Dans mon ancienne vie de libraire, je plaçais des livres un beau matin quand un gros livre m’est tombé sur la tête. Amis libraires, vous connaissez ce sentiment. On les aime donc ces livres-là, mais ouf qu’ils font mal aux têtes et aux petits orteils lorsqu’ils tombent. Tout ça pour dire qu’un gros livre m’est tombé sur la tête et qu’il ressemblait à ceci : « Prenez soin de vous » disait le gros livre fushia. Je l’ai ouvert et s’en est suivi un long quart d’heure de procrastination librairienne. C’est en feuilletant les pages de ce gros livre que j’ai compris que le « Prenez soin de vous » était à la base le message d’un ancien amoureux suite à une lettre de rupture…
Sophie Calle, à qui s’adressait la lettre, a donc demandé à 107 femmes de comprendre, de l’aider à comprendre, à accepter cette rupture et cette manière si froide de se faire quitter. 107 femmes donc: des femmes de tous les milieux et de tous les métiers, des psychologues, des danseuses, des avocates, des sexologues, etc. Ces femmes essaieront de comprendre la lettre du point de vue de leur propre identité et connaissance intime. À la base, c’était une exposition avant de devenir le livre publié chez les éditions Actes Sud. Il faut savoir que Sophie Calle est une artiste contemporaine française très connue qui travaille énormément sur l’intimité. Elle avait déjà auparavant utilisé son propre vécu pour en faire des oeuvres autobiographiques.

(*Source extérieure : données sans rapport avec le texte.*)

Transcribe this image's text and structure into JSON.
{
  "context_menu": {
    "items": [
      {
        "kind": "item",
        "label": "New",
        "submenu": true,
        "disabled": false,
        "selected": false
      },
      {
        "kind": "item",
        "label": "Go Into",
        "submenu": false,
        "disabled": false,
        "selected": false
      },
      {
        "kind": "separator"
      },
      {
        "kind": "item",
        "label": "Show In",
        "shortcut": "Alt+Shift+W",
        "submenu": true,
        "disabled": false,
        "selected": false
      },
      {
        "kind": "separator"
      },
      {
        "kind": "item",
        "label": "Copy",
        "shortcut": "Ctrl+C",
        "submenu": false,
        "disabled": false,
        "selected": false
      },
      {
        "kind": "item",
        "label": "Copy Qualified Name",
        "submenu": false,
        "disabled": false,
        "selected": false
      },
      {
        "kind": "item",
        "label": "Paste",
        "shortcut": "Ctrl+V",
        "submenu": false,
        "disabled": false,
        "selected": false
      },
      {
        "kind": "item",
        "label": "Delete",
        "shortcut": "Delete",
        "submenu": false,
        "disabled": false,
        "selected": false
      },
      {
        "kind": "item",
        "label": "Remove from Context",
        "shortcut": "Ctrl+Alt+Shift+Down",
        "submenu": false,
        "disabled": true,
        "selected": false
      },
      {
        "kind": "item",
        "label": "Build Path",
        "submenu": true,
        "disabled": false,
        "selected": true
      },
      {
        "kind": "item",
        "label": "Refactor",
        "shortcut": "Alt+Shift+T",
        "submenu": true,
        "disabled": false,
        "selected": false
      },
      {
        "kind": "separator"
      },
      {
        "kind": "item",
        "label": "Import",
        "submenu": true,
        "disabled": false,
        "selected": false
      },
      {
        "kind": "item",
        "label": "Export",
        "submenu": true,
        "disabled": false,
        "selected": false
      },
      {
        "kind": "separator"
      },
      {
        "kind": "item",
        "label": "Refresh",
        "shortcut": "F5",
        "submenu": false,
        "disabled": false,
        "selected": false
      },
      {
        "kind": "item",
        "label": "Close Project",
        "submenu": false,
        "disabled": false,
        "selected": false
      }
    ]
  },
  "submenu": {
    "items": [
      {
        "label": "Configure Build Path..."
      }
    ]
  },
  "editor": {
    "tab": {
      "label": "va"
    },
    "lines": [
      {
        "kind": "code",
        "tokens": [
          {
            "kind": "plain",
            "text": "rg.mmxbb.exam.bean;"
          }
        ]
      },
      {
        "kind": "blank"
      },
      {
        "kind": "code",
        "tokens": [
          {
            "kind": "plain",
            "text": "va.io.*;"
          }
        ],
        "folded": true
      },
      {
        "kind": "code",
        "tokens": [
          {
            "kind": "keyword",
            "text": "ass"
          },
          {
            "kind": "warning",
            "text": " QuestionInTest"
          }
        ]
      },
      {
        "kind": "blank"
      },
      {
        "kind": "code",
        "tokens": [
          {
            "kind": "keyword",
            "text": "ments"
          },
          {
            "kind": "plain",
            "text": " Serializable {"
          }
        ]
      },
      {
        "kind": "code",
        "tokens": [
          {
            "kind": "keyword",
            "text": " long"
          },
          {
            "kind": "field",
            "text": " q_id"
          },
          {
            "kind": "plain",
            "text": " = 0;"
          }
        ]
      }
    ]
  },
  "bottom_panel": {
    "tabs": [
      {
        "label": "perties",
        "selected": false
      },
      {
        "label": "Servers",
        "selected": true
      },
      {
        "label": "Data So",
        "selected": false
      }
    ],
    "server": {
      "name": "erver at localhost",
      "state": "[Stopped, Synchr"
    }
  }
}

Je ne suis pas une très grande érudite en ce qui concerne le monde de l’art et de l’histoire de l’art, mais j’ai fait un travail il y a quelques sessions déjà, sur la place de l’intimité dans l’art contemporain, et c’est ainsi que j’ai connu des artistes exceptionnels tels que Sorel Cohen et Rineke Dijkstra. Je trouve que le thème de l’intimité en art extrêmement fascinant, vaste et si vrai. Et je suis toujours restée marquée par l’oeuvre de Sophie Calle.
Son matériel artistique est à la base l’intime; le sien et celui des autres. Elle utilise les vidéos, l’écriture, la photographie et l’art plastique comme médium dans ses oeuvres, mais tente continuellement d’y apporter une part intimiste. Dans son oeuvre « Prenez soin de vous », elle tente de déchiffrer les malentendus d’une rupture, des mots qui ne réparent pas, des formules toutes banales qu’on se dit en se quittant. Elle tente de comprendre et c’est en analysant la lettre de ce fameux G que les 107 femmes arriveront (peut-être) à saisir un peu mieux la rupture et le « Prenez soin de vous ».
Un autre de ses projets qui me fascine est Les dormeurs. Elle a demandé à des inconnus de venir dormir dans son lit et elle les a pris en photo. Ces gens se sont mis en position de vulnérabilité en s’endormant dans le lit d’une inconnue. Ainsi, Sophie Calle touche à une profonde intimité et ce, avec des purs étrangers. Elle les montre sous des airs vulnérables et brise par le fait même les barrières de l’intimité. Elle prend en note leurs mouvements, leurs gestes, etc. Elle les épie en fait.
Honnêtement, elle est fascinante. À Venise, lorsqu’elle travaillait comme femme de ménage dans un hôtel, elle a tenté de deviner la vie des clients… Avec un pur inconnu, elle est partie en voyage en Californie et en a fait un film, No sex last night. Il faut connaitre Sophie Calle, ne serait-ce que pour les questionnement qu’elle suscite en lien avec l’intimité, l’identité, le réel et les relations humaines.